Au reste ie n'entre point icy en question
du lieu d'ou elle a esté escrite , ni de
ceux ausquels le Sainct Apostre donna charge
de la porter à Thessalonique : Mais bien
croy ie deuoit icy dire quelque chose de plus
precis,que ie n'ay peu faire encore touchant
le but de l'Apostre,cela mesme ayant vne necessaire
liaison auec ce que nous auons deduit
de l'occasion,qui l'a particulierement inuité
à leur escrire , veu mesmes qu'ainsi que
l'a obserué Theodoret il est bien à croire,que
ce fut le rapport de Timothée,que Sainct
Paul fonde le choix des matieres principales
dont il composa le corps de ceste Espitre.

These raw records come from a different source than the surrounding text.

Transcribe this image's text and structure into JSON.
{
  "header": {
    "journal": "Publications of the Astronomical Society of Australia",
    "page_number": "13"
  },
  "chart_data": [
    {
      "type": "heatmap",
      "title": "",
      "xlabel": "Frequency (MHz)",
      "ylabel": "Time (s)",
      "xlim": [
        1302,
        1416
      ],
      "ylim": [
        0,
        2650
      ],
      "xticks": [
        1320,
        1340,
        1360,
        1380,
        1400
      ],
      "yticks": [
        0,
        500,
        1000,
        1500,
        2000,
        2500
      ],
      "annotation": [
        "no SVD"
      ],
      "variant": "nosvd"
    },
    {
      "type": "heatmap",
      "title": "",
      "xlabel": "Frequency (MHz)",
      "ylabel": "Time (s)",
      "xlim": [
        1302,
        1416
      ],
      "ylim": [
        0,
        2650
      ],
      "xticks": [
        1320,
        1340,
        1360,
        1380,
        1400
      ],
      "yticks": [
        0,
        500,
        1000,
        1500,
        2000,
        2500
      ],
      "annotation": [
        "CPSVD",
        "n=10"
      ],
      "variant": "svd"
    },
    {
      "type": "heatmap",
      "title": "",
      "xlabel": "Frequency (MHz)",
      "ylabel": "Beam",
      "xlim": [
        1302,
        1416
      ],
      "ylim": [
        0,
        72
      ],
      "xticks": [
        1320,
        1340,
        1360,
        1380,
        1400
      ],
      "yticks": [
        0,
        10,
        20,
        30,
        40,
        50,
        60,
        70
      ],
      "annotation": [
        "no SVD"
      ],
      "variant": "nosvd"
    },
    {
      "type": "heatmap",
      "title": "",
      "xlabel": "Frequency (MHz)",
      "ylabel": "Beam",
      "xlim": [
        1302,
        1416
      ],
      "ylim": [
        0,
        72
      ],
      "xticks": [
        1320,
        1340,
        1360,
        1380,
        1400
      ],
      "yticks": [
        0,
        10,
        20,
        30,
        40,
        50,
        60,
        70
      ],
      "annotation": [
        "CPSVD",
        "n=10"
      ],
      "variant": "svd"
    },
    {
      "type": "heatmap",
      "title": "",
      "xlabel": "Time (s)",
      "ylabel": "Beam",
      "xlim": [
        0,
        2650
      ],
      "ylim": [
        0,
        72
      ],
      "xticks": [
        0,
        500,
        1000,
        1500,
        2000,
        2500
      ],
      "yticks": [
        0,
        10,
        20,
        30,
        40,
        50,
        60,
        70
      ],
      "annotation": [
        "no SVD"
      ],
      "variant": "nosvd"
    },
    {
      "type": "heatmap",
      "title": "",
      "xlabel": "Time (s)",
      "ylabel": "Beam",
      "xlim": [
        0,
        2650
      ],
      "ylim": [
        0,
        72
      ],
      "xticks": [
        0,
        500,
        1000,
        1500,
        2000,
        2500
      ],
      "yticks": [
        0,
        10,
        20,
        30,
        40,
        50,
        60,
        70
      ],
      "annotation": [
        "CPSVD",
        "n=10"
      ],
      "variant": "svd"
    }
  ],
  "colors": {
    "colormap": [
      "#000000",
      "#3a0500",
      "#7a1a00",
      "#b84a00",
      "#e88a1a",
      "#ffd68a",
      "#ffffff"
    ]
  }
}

Qui fait croire que comme il leur auoit loüé
leur constance , & leur fermeté , tant contre
les violentes attaques , qui leur auoyent esté
[liurées,]
liurées,que contre les trompeuses inductions
des faux Apostres , il luy auoit aussi descouuert
les principaux artifices par lesquels on
les auoit voulu surprendre, & quelles vaines
questions on auoit semé parmy eux, qui d'ailleurs
auoyent besoin d'vn serieux auertissement
à tesmoigner plus de moderation,qu'ils
n'en obseruoyent en la mort de leurs amys,
& de leurs proches.
C'est pourquoy, Mes freres , Sainct Paul
pour les animer de plus en plus à bien faire
loue d'entrée leur resolution & leur courage,
& afin que leur cœur ne s'en esleuast
point,il les a obligez de considerer , que tout
cela ne venoit d'ailleurs que de la grace misericordieuse
du Seigneur , qui par là faisoit
cognoistre,qu'il les auoit esleus en sont Christ
dés auant les siecles:comme dés l'arriuée de
sainct Paul au milieu d'eux il l'auoit bien fait
remarquer par l'effect de son employ , de la
franchise duquel il prend d'ailleurs à tesmoin
leurs consciences , les inuitant tacitement à
considerer la difference qu'il y auoit entre la
façon d'agir & celle des faux Apostres. Et
pource qu'encore qu'il les loüe tous en gros,
neantmoins ils n'estoyent pas en detail de
mesme force , il leur a donné de sommaires
auertissemens , pour les animer à la saincteté
de vie , & pour y exciter particulierement
ceux, qui pouuoyent estre les plus paresseux
A quoy il adiouste de belles leçons touchant
la resurrection des morts , & l'aduenement
dernier de nostre Seigneur Iesus:faisant bien
voir que la condition des fideles , qui seront
morts auant cette apparition ne sera pas inferieure
à celle de ceux , que le Seigneur trouuera
viuans en ce temps là. Et apres auoir
traitté vn peu diffusément de ces points , il
poursuit par la recommandation de plusieurs
preceptes assez courts, qu'il donne sur diuerses
matieres. Et conclud enfin par vn vœu solennel
pour les Thessaloniciens,ausquels cependant
il se recommande comme il leur recommande
à tous la lecture de cette Epistre,
& les recommande tous à la grace du Seigneur ,
finissant en singulier combien que
d'entrée il en eust nommé deux autres auec
luy.
A quoy mes chers freres, il nous faut maintenant
reuenir , comme à ce qui fait l'entrée
de la tasche particuliere que nous auons prise.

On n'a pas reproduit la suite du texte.